On the other hand, I wonder if going forward, as we accumulate more and more data sets, if we will end up with more references that are have varying degrees of completeness. Maybe variants that have been detected but don't reach some level of significance that allows us to draw meaningful conclusions? Others that that have been identified but which haven't run through the pipeline yet?
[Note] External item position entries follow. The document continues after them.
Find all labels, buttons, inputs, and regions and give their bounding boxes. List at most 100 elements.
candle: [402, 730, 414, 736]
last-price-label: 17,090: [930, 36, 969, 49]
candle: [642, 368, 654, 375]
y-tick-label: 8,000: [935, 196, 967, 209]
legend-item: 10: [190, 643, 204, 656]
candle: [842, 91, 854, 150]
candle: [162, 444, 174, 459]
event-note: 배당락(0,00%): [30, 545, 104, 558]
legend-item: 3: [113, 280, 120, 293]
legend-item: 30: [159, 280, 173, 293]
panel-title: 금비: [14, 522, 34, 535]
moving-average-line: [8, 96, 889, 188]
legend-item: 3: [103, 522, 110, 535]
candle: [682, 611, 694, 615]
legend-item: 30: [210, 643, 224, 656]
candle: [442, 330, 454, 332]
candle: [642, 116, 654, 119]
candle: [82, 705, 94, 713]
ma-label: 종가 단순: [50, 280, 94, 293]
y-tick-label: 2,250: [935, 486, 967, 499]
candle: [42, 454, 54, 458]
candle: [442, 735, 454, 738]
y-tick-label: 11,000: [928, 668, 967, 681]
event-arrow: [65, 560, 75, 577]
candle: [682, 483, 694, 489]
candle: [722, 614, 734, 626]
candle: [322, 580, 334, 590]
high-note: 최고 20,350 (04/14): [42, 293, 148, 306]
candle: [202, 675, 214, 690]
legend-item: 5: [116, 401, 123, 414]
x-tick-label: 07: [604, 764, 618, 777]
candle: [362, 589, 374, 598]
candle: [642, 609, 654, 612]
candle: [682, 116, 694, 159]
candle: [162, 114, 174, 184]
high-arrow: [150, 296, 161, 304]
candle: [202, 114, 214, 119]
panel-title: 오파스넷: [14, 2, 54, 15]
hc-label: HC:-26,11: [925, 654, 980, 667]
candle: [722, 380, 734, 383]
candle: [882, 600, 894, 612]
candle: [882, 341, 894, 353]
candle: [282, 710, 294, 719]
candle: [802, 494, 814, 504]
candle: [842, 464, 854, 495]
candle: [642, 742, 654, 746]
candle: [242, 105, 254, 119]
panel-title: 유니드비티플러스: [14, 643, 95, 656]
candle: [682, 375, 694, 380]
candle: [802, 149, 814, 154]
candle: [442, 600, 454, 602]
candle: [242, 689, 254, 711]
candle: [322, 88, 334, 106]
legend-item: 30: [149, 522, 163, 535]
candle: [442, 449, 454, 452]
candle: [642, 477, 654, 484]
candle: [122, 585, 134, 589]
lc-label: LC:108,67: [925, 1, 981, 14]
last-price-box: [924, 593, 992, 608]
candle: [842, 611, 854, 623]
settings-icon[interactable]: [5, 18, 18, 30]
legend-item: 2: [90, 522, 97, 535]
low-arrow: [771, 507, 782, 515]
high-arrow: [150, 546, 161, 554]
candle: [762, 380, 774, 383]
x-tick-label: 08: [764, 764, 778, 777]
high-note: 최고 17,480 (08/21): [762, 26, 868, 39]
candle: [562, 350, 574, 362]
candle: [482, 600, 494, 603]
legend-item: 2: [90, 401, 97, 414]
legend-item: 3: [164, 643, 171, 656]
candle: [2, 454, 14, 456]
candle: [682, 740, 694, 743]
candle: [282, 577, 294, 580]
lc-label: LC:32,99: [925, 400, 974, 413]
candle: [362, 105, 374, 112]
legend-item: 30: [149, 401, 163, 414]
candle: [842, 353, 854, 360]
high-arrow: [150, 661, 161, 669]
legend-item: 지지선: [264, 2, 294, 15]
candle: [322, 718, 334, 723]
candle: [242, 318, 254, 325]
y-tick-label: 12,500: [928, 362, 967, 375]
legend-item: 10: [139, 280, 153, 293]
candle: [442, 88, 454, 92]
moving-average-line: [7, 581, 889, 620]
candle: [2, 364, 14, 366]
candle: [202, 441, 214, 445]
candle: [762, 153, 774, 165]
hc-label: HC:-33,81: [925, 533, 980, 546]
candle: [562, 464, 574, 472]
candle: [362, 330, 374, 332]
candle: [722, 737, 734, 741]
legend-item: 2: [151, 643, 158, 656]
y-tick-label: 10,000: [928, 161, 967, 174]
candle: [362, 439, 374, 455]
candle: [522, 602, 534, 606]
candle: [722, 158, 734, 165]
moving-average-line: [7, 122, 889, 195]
I'm just making up these corner cases, but I'm wondering if there will be cases where we have a little information about a variant but not enough for a full presentation. And in those cases would we be able to show what we've got, or is it better to only present variants if we can tell their story in full detail?

In any case it's true that I don't have enough understanding of the pipeline to propose any sort of a coherent strategy. I only know that it bugs me when I see a variant in a paper and I type it in to the portal and get back nothing, but you can tell me how the portal should properly be responding and I will make sure it's implemented.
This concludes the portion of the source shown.